Accessibilité numérique : les sites publics pourraient bien attendre 2027

Publié le 25 novembre 2022 par Emma Lepic
« En matière d’accessibilité numérique, les saisines en cas de non-respect sont compliquées, les sanctions non dissuasives », déplore Fernando Pinto da Silva, président de la commission accessibilité numérique au CNCPH.

Nouveau report du respect de l’obligation légale de rendre les sites et applications publics accessibles aux personnes handicapées. Deux fois en un mois, le Gouvernement a décidé d’attendre pour s’y plier, avec 2027 pour horizon. Dans le dossier de presse du Comité interministériel du handicap du 6 octobre, d’abord. Puis, dans un communiqué de presse du 16 novembre de Stanislas Guérini, ministre de la Transformation et de la Fonction publiques. Le 24 novembre, devant le Conseil national consultatif des personnes handicapées (CNCPH), l’exécutif tente de rétropédaler et reconnaît son retard.

Le cadre légal est clair. Le référentiel général d’amélioration de l’accessibilité (RGAA) prévoyait une mise en accessibilité des sites publics en mai 2012. La directive européenne UE 2016-2102 contraignait les États membres à rendre leurs sites publics accessibles au 23 septembre 2020 et les applications au 23 juin 2021.

Seuls 40 % des 250 démarches en ligne les plus utilisées sont accessibles

Mais on est loin du compte. Dans son rapport sur la dématérialisation des services publics, la Défenseure des droits estimait, en février 2022, que seuls 40 % des 250 démarches en ligne les plus utilisées étaient accessibles aux personnes handicapées. De plus, cet automne le Gouvernement,,choisit de reporter encore le respect de ses obligations légales. Il annonce que 100 % des démarches les plus usuelles seront accessibles d’ici… fin 2027.

Le droit à l’accessibilité numérique bafoué

« Cela traduit un manque d’ambition, commente Fernando Pinto da Silva, président de la commission accessibilité numérique au Conseil national consultatif des personnes handicapées (CNCPH). Peut-être que s’il y avait eu de vrais contrôles, avec de vraies sanctions prononcées, cela aurait été mis en place. Il suffit de voir comment le règlement général de la protection des données (RGPD), lui, est effectivement mis en œuvre… Mais en matière d’accessibilité numérique, les saisines en cas de non-respect sont compliquées, les sanctions non dissuasives. Résultat : ce droit est bafoué. »
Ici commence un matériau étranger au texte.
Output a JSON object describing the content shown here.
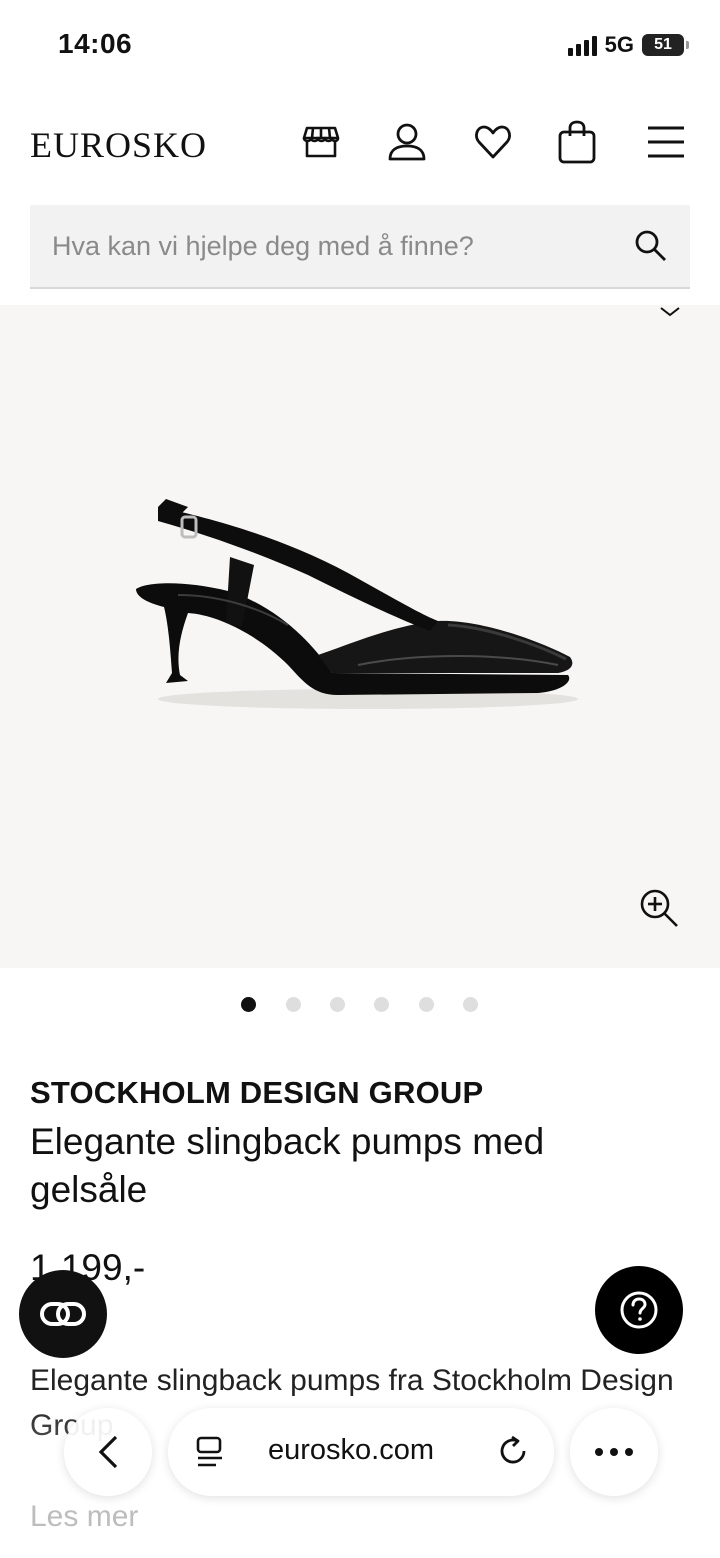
{
  "status_bar": {
    "time": "14:06",
    "network": "5G",
    "battery": "51"
  },
  "header": {
    "logo": "EUROSKO",
    "icons": [
      "store-icon",
      "user-icon",
      "heart-icon",
      "bag-icon",
      "menu-icon"
    ]
  },
  "search": {
    "placeholder": "Hva kan vi hjelpe deg med å finne?"
  },
  "gallery": {
    "image_count": 6,
    "active_index": 0
  },
  "product": {
    "brand": "STOCKHOLM DESIGN GROUP",
    "title": "Elegante slingback pumps med gelsåle",
    "price": "1.199,-",
    "description": "Elegante slingback pumps fra Stockholm Design Group",
    "read_more": "Les mer"
  },
  "browser": {
    "url": "eurosko.com"
  },
  "colors": {
    "accent": "#111111",
    "gallery_bg": "#f7f6f4",
    "search_bg": "#f2f2f2"
  }
}
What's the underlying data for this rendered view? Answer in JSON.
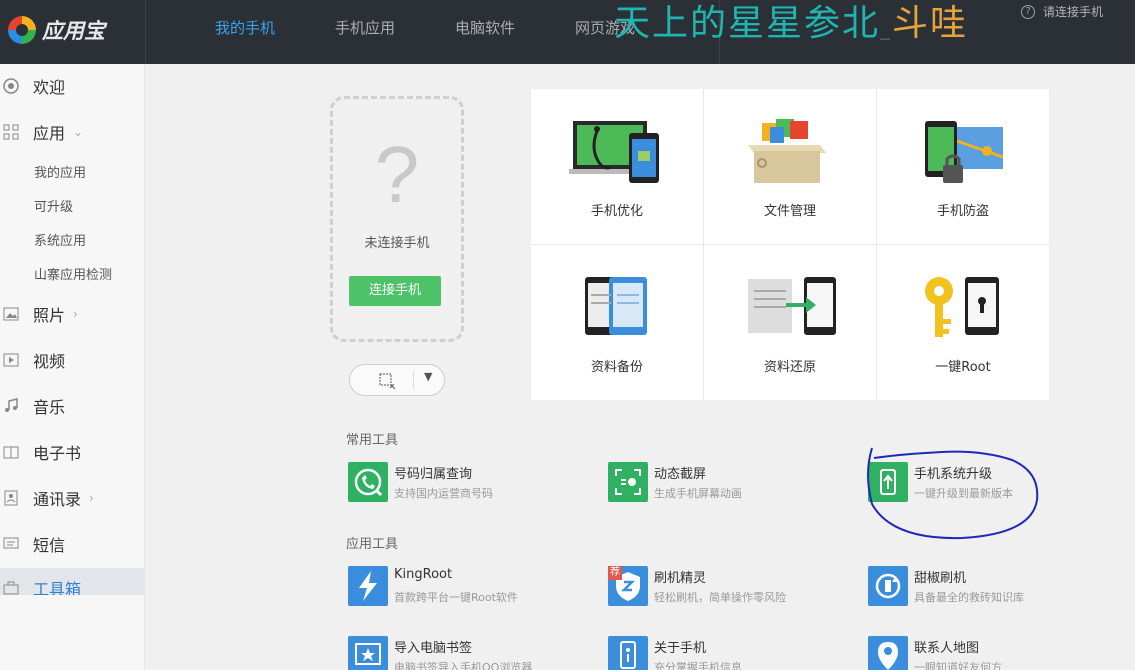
{
  "app": {
    "name": "应用宝"
  },
  "nav": {
    "tabs": [
      {
        "label": "我的手机"
      },
      {
        "label": "手机应用"
      },
      {
        "label": "电脑软件"
      },
      {
        "label": "网页游戏"
      }
    ],
    "active_index": 0,
    "overlay_title_part1": "天上的星星参北",
    "overlay_title_part2": "斗哇",
    "overlay_underscore": "_",
    "connect_phone_link": "请连接手机",
    "help_icon_glyph": "?"
  },
  "sidebar": {
    "welcome": "欢迎",
    "apps": "应用",
    "apps_sub": [
      "我的应用",
      "可升级",
      "系统应用",
      "山寨应用检测"
    ],
    "photos": "照片",
    "videos": "视频",
    "music": "音乐",
    "ebooks": "电子书",
    "contacts": "通讯录",
    "sms": "短信",
    "toolbox": "工具箱"
  },
  "phone": {
    "placeholder_glyph": "?",
    "status": "未连接手机",
    "connect_button": "连接手机"
  },
  "features": [
    {
      "label": "手机优化"
    },
    {
      "label": "文件管理"
    },
    {
      "label": "手机防盗"
    },
    {
      "label": "资料备份"
    },
    {
      "label": "资料还原"
    },
    {
      "label": "一键Root"
    }
  ],
  "sections": {
    "common_tools": "常用工具",
    "app_tools": "应用工具"
  },
  "common_tools": [
    {
      "name": "号码归属查询",
      "desc": "支持国内运营商号码"
    },
    {
      "name": "动态截屏",
      "desc": "生成手机屏幕动画"
    },
    {
      "name": "手机系统升级",
      "desc": "一键升级到最新版本"
    }
  ],
  "app_tools": [
    {
      "name": "KingRoot",
      "desc": "首款跨平台一键Root软件"
    },
    {
      "name": "刷机精灵",
      "desc": "轻松刷机，简单操作零风险",
      "badge": "荐"
    },
    {
      "name": "甜椒刷机",
      "desc": "具备最全的救砖知识库"
    },
    {
      "name": "导入电脑书签",
      "desc": "电脑书签导入手机QQ浏览器"
    },
    {
      "name": "关于手机",
      "desc": "充分掌握手机信息"
    },
    {
      "name": "联系人地图",
      "desc": "一眼知道好友何方"
    }
  ],
  "colors": {
    "topbar": "#2b2f36",
    "accent_blue": "#3ba2f0",
    "green": "#4dc268",
    "annotation": "#1d2ab8"
  }
}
En réaction, le CNCPH a annoncé, le 21 novembre, sa décision de ne pas participer aux trois réunions préparatoires prévues sur le sujet en amont de la Conférence nationale du handicap. Le cabinet de Stanislas Guérini, le ministre de la Transformation et de la Fonction publiques, a reçu le CNCPH le 24 novembre. Mais aucune annonce n’a été divulguée et l’exécutif a invoqué un manque de professionnels formés à ces enjeux pour justifier les retards de mise en accessibilité. Ce qui conduit une source proche du dossier à voir dans cette réunion une opération de communication de rattrapage.

Non-recours et mauvais exemple

En attendant, selon la Défenseure des droits, la dématérialisation des démarches est une des causes de l’augmentation du nombre de saisines reçues en 2021. Et le manque d’accessibilité numérique peut conduire nombre de personnes handicapées à renoncer à faire valoir leurs droits.

À lire aussi : Rapport 2021 de la Défenseure des droits : le handicap toujours premier facteur de discrimination

Pour Fernando Pinto da Silva, « le mauvais exemple donné par l’État peut avoir des effets désastreux et laisser passer le message aux collectivités territoriales, par exemple, que rien ne presse en matière d’accessibilité numérique ».